Seeking the Source of the Gap

The race differences were highly statistically significant for both men and women, but the question remained: Was it due to race, or to elements of individuals' status and surroundings that, if changed, could lower the diabetes rate for black Americans?

To address that crucial issue, the researchers recorded data on individuals' biological and nonbiological factors throughout their participation in the study. Biological factors included blood glucose levels, body mass index, lipids, blood pressure, and parental history of diabetes. Nonbiological factors were socioeconomic (parental and volunteer's education, marital status, financial and employment status); neighborhood (measures of segregation and poverty); psychosocial (depression); and behavioral (smoking, alcohol consumption, physical activity, diet).

Studies by researchers elsewhere had already suggested that psychosocial and environmental conditions could lead to unhealthy behaviors and reduced health care access, which in turn may set the stage for diabetes.

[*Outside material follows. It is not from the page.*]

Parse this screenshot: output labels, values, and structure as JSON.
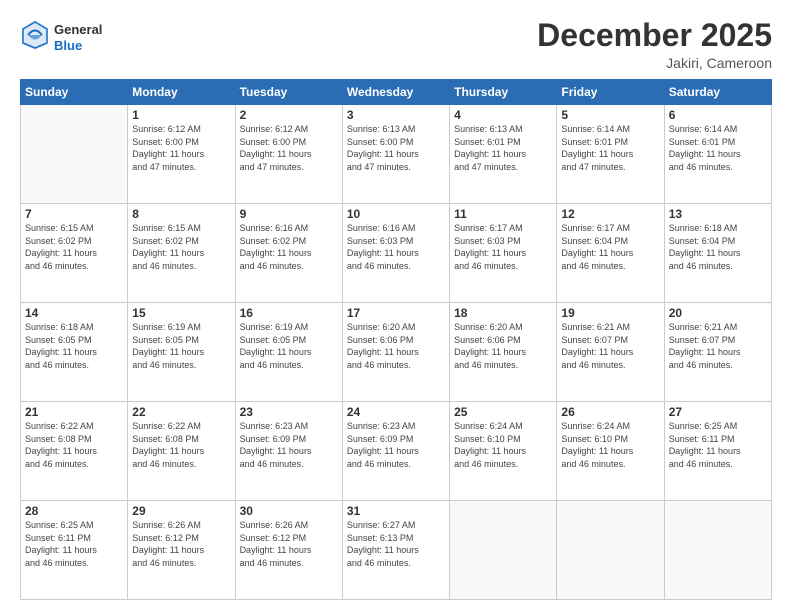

While disentangling these factors is difficult because they tend to be related, the study found that the racial differences in developing diabetes were no longer significant after adjusting for differences in biological factors for both men and women. However, these differences were even further reduced when differences in neighborhood, psychosocial, socioeconomic and behavioral factors were considered.

“Although this is an observational study, the results provide evidence that perceived health conditions that cluster with race groups such as diabetes can be reduced or eliminated by managing biological risk factors from young adulthood, and, to a lesser extent, nonbiological risk factors,” Schreiner notes. “It is also important to recognize that these are modifiable risk factors for all individuals, and that they lead to greater risk of diabetes in all race and sex groups.”

The work was part of the multicenter, ongoing Coronary Artery Risk Development in Young Adults (CARDIA) study, which has a clinic at the University of Minnesota.